Of course, crowd scientists don’t usually spend a week painstakingly counting every single head in photographs of huge crowds. Instead, they typically count the number of people in certain parts of images where they know the size of the area, and then extrapolate from there to come up with total crowd count estimates across a larger area.
Today’s computer software based on machine learning can count all the heads in a crowd very quickly, but computer vision technology yields its own inaccuracies. To improve its accuracy, the University of Central Florida software subdivides a given crowd image into smaller patches for counting heads. The individual patch counts can then be averaged together based on assumptions about crowd density to smooth out some of the inaccuracies of the individual patch counts.
The sheer efficiency of this software has already proven useful enough for some real-world applications. Saudi Arabian officials have already licensed the software to count the throngs of Hajj pilgrims who visit Islam’s holy sites at Mecca every year. The country of Qatar is also funding Shah’s team to improve the computer software for use in counting crowds that might attend the 2022 World Cup event in Doha.
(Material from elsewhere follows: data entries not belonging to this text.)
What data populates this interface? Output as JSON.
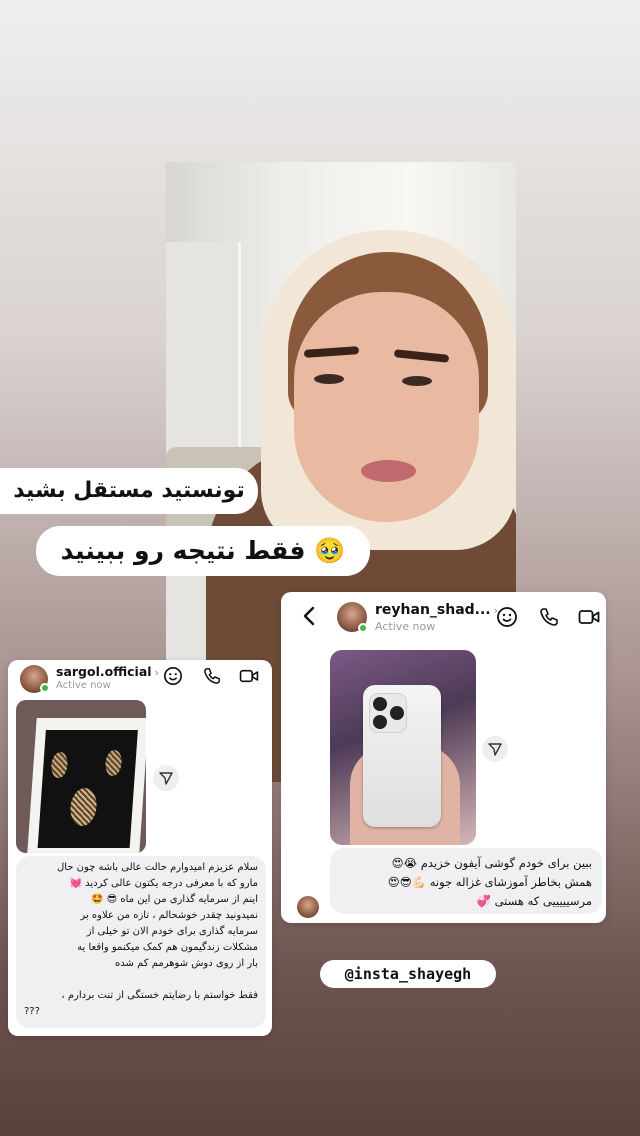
{
  "overlay_text": {
    "line1": "تونستید مستقل بشید",
    "line2": "فقط نتیجه رو ببینید 🥹",
    "handle": "@insta_shayegh"
  },
  "dm_right": {
    "username": "reyhan_shad...",
    "status": "Active now",
    "message_lines": [
      "ببین برای خودم گوشی آیفون خزیدم 😭😍",
      "همش بخاطر آموزشای غزاله جونه 💪🏻😎😍",
      "مرسیییییی که هستی 💞"
    ]
  },
  "dm_left": {
    "username": "sargol.official",
    "status": "Active now",
    "message_lines": [
      "سلام عزیزم امیدوارم حالت عالی باشه چون حال",
      "مارو که با معرفی درجه یکتون عالی کردید 💓",
      "اینم از سرمایه گذاری من این ماه 😎 🤩",
      "نمیدونید چقدر خوشحالم ، تازه من علاوه بر",
      "سرمایه گذاری برای خودم الان تو خیلی از",
      "مشکلات زندگیمون هم کمک میکنمو واقعا یه",
      "بار از روی دوش شوهرمم کم شده",
      "",
      "فقط خواستم با رضایتم خستگی از تنت بردارم ،",
      "???"
    ]
  },
  "colors": {
    "online_green": "#3dbb3d",
    "card_bg": "#ffffff",
    "bubble_bg": "#f0f0f2"
  },
  "icons": [
    "chevron-left-icon",
    "sticker-icon",
    "phone-icon",
    "video-icon",
    "share-icon"
  ]
}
Newer AI methods such as deep learning could soon boost the accuracy of computer vision. The University of Central Florida team has already switched over to deep learning AI that takes advantage of neural networks—software that automatically learns by filtering relevant data through many layers of processing. The researchers have not yet publicly released benchmarks comparing the new deep learning approach with their older software, but they have a research paper in the works. “We expect that deep learning will be much, much better,” Shah says.
But even deep learning AI will face the same challenges that human crowd scientists face today, Shah explains. For counting crowds, the ideal image would be taken from above by drone, aircraft or satellite—a special challenge for counting the crowds that attended Inauguration Day and the Women’s March because of D.C.’s airspace restrictions and lack of suitable satellite imagery. Images taken from an oblique angle present greater crowd-counting challenges for computers because they need to account for perspective and scale (people who are closer will be slightly larger).
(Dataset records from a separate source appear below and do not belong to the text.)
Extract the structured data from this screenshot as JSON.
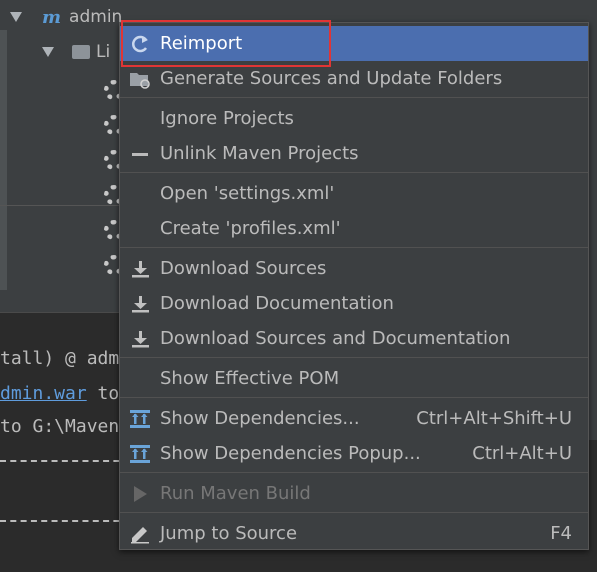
{
  "tree": {
    "root_label": "admin",
    "child_label": "Li",
    "maven_glyph": "m"
  },
  "console": {
    "line1": "tall) @ adm",
    "line2_link": "dmin.war",
    "line2_rest": " to",
    "line3": "to G:\\Maven"
  },
  "menu": {
    "items": [
      {
        "label": "Reimport",
        "icon": "refresh-icon",
        "selected": true
      },
      {
        "label": "Generate Sources and Update Folders",
        "icon": "folder-refresh-icon"
      },
      {
        "label": "Ignore Projects",
        "icon": ""
      },
      {
        "label": "Unlink Maven Projects",
        "icon": "minus-icon"
      },
      {
        "label": "Open 'settings.xml'",
        "icon": ""
      },
      {
        "label": "Create 'profiles.xml'",
        "icon": ""
      },
      {
        "label": "Download Sources",
        "icon": "download-icon"
      },
      {
        "label": "Download Documentation",
        "icon": "download-icon"
      },
      {
        "label": "Download Sources and Documentation",
        "icon": "download-icon"
      },
      {
        "label": "Show Effective POM",
        "icon": ""
      },
      {
        "label": "Show Dependencies...",
        "icon": "dependencies-icon",
        "shortcut": "Ctrl+Alt+Shift+U"
      },
      {
        "label": "Show Dependencies Popup...",
        "icon": "dependencies-icon",
        "shortcut": "Ctrl+Alt+U"
      },
      {
        "label": "Run Maven Build",
        "icon": "run-icon",
        "disabled": true
      },
      {
        "label": "Jump to Source",
        "icon": "pencil-icon",
        "shortcut": "F4"
      }
    ]
  },
  "colors": {
    "selection": "#4b6eaf",
    "menu_bg": "#3c3f41",
    "highlight_border": "#e03535",
    "text": "#bbbbbb"
  }
}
Low-resolution images can also present a challenge because the computer software must identify relevant features based on fewer pixels per person. But by training on many different crowd images, deep learning AI can improve its overall accuracy in counting heads even in low-resolution images.
Perhaps the biggest challenge for the deep learning approach to automated crowd counting is the need for lots and lots of training data. Ideally, Shah’s team wants many different images of the same crowd events so they can train their deep learning software to recognize and count humans in a wide variety of circumstances.
But even training is not as simple as just feeding online images of crowd events into the software. To learn how to accurately identify humans in a crowd image, the AI needs images that already have accurate annotations showing the individual people within the crowd and the overall headcount. That means researchers still need to manually perform headcounts of certain images to provide training datasets for their software.
The University of Central Florida team plans to use online crowdsourcing services such as Amazon’s Mechanical Turk to help manually create such training datasets. If they succeed in training computer vision to become more accurate, automated crowd counting could become viable in many more scenarios ranging from shopping malls to concerts. And given a U.S. president who loves to talk about huge crowds, crowd counting is likely to remain politically relevant for the foreseeable future.